Other services such as Midomi and Soundhound allow users to add to that library of music in order to expand the chances to match a sound sample with its corresponding sound.
Generating a signature from the song is essential for searching by sound, and can be tricky. However, the way certain applications such as Shazam found a way around this issue by a creating time-frequency graph called spectrogram.
Any piece of music can be translated to a spectrogram. For each song in its database, each song is basically a graph that plots the three dimensions of music, frequency vs amplitude (intensity) vs time. The algorithm then picks out the points which peaks in the graph, labeled as “higher energy content”. In practice, this seems to work out to about three points per song.

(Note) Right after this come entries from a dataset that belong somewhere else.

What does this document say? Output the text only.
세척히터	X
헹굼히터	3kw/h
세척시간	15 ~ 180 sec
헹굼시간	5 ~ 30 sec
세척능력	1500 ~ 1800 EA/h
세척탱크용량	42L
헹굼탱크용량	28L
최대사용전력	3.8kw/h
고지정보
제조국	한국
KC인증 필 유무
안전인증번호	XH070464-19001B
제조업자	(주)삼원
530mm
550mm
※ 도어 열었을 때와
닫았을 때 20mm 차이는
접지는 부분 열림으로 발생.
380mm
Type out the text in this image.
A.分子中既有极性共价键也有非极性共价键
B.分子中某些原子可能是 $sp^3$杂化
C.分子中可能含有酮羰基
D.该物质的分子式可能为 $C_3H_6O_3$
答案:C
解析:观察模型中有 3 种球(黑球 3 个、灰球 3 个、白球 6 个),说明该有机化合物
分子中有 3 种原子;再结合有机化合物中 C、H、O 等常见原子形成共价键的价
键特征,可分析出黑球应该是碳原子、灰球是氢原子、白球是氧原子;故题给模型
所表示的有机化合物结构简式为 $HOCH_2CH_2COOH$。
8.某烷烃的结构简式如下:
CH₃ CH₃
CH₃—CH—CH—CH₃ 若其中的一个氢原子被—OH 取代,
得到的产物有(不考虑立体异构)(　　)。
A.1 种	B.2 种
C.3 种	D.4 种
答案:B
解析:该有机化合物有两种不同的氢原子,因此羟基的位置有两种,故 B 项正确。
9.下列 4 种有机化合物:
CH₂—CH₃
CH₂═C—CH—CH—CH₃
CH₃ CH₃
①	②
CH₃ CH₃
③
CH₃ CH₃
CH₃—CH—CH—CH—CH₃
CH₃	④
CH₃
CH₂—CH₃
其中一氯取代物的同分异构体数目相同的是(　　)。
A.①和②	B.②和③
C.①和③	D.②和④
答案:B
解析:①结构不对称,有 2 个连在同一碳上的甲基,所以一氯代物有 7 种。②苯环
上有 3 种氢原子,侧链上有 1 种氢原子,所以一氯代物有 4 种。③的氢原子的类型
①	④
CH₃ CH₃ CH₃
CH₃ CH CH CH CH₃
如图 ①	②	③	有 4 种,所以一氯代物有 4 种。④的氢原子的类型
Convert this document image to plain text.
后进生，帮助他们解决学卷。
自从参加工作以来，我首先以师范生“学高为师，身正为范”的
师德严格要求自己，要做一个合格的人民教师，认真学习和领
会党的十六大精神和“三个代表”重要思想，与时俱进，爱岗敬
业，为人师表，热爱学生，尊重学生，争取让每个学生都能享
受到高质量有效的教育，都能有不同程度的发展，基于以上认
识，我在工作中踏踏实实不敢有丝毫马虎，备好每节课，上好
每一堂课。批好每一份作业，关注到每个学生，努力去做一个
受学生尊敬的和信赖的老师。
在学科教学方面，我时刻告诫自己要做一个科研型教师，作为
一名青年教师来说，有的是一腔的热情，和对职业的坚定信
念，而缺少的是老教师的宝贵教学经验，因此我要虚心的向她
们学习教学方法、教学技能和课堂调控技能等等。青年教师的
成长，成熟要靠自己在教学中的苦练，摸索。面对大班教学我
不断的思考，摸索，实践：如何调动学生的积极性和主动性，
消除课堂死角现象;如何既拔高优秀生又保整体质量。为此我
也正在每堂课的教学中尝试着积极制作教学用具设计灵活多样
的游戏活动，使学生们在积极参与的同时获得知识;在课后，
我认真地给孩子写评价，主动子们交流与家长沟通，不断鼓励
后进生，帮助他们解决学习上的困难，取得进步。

This is how a song can be identified with just two or three notes. This greatly reduces the impact that background noise has on searching by sound. The key values taken away from this would be frequency in hertz and time in seconds. Shazam builds their fingerprint catalog out as a hash table, where the key is the frequency. They do not just mark a single point in the spectrogram, rather they mark a pair of points: the “peak intensity” plus a second “anchor point”. So their key is not just a single frequency, it is a hash of the frequencies of both points. This leads to less hash collisions which in turn speeds up catalog searching by several orders of magnitude by allowing them to take greater advantage of the table’s constant (O(1)) look-up time.
This method of acoustic fingerprinting allows applications such as Shazam to have the ability to differentiate between two closely related covers, as well as not having to account for popularity of a certain song.
Midomi and Soundhound both utilize Query by Humming, or QbH. This is a branch off of acoustic fingerprints, but is still a musical retrieval system. After receiving a user generated hummed melody, which is the input query, and returns a ranked list of songs that is closest to the user query.